Les Balillas italiens

 

Jeunesses Hitlériennes, exercices militaires.

 

3. La terreur de masse.

 

Cet encadrement passe par l'usage de la surveillance et de la violence pour empêcher la contestation. Cette terreur d’État vise des catégories ciblées (comme les juifs en Allemagne) mais touche aussi l'ensemble de la population qui se doit d'être en accord avec l'idéologie dominante.

- Les régimes totalitaires utilisent des forces militaires et/ou policières spécifiques : le GPU puis le NKVD en URSS, l'OVNA et les chemises noires en Italie, la Gestapo (police secrète créée par Göring en 1933) et les SS (forces spéciales dirigé par Himmler) en Allemagne. Les « opposants » sont ainsi pourchassés, arrêtés et condamnés ou parfois assassinés. La terreur de masse est surtout présente en Allemagne et en URSS où au moins 700 000 personnes sont exécutées par le pouvoir stalinien lors de la "Grande Terreur" entre août 1937 et novembre 1938.

- Des systèmes concentrationnaires sont aussi mis en place. En URSS, les goulags sont instaurés en 1934 (près de 500 000 personnes y auraient été envoyées à l'époque des purges staliniennes et des grands procès de Moscou entre 1936 et 1938). En Allemagne, le 1er camp de concentration ouvre en 1933 à Dachau pour accueillir les opposants politiques puis les éléments définis comme dangereux pour la nation (juifs, homosexuels, tsiganes...).

- Staline et Hitler ont par ailleurs éliminé leurs rivaux par des "purges" comme lors de la de la nuit des longs couteaux en 1934 (assassinat des responsables SA par les SS).

 

Carte de la grande terreur stalinienne.

 

Goulag en Sibérie.

 

4. La difficile résistance au pouvoir totalitaire.

 

Cette surveillance généralisée et cette terreur de masse contribuent à la mise en place d'un climat de peur, de suspicion et de délation qui rend difficile la résistance et l'opposition au régime.

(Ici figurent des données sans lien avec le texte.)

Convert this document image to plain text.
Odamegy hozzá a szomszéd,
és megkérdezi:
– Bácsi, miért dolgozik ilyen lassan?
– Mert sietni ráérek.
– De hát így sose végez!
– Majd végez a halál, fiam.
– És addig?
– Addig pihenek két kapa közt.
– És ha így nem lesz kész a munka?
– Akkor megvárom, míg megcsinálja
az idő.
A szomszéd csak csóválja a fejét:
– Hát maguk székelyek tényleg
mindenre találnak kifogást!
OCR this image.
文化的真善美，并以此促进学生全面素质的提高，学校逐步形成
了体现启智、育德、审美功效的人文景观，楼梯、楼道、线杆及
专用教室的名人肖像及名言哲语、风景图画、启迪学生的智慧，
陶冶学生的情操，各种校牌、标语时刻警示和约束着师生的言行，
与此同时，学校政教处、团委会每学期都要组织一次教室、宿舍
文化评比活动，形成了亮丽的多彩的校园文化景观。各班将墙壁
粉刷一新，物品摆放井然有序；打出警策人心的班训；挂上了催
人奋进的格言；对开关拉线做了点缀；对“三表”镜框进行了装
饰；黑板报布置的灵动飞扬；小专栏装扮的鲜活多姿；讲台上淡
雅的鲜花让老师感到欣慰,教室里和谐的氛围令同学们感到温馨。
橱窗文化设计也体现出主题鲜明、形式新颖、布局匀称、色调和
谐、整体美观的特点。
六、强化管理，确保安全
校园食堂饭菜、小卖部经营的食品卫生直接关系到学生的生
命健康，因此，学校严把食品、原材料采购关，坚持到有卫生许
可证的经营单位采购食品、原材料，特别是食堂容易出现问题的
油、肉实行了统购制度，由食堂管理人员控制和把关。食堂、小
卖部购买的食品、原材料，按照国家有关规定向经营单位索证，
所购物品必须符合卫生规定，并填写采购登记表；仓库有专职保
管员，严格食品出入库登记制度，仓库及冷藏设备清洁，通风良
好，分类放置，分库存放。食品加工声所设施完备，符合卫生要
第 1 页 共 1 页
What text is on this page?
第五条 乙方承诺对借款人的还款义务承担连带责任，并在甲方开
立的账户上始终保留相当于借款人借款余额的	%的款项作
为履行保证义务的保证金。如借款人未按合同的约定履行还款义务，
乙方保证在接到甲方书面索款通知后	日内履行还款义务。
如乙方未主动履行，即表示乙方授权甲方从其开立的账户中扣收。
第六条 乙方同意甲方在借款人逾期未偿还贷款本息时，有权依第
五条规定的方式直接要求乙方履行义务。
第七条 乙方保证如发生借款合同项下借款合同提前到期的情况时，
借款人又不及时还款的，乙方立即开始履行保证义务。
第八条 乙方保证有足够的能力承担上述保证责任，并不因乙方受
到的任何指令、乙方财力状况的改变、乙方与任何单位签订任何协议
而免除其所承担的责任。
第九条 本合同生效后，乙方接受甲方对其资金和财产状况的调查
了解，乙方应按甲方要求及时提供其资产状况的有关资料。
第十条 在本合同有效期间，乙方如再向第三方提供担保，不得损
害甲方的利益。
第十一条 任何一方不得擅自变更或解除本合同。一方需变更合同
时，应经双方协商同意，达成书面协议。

- En Allemagne par exemple, l'Eglise (catholiques notamment) condamne certaines mesures du régime comme l'eugénisme et l'euthanasie ; l'armée (en concurrence avec les SS) est également une des principales forces d'opposition (en 1938 par exemple, le général Ludwig Beck s'oppose publiquement à la guerre en Tchécoslovaquie. Il est renvoyé par Hitler). Enfin, des étudiants munichois forment « la rose blanche » en 1942. Il s'agit d'un groupe de résistance et d'opposition au nazisme qui distribue des tracts (le 1er : « Tout peut être sacrifié au plus grand bien de l'État, tout, sauf ce que l'État doit servir »). Ils sont arrêtés en 1943 par la Gestapo et  exécutés.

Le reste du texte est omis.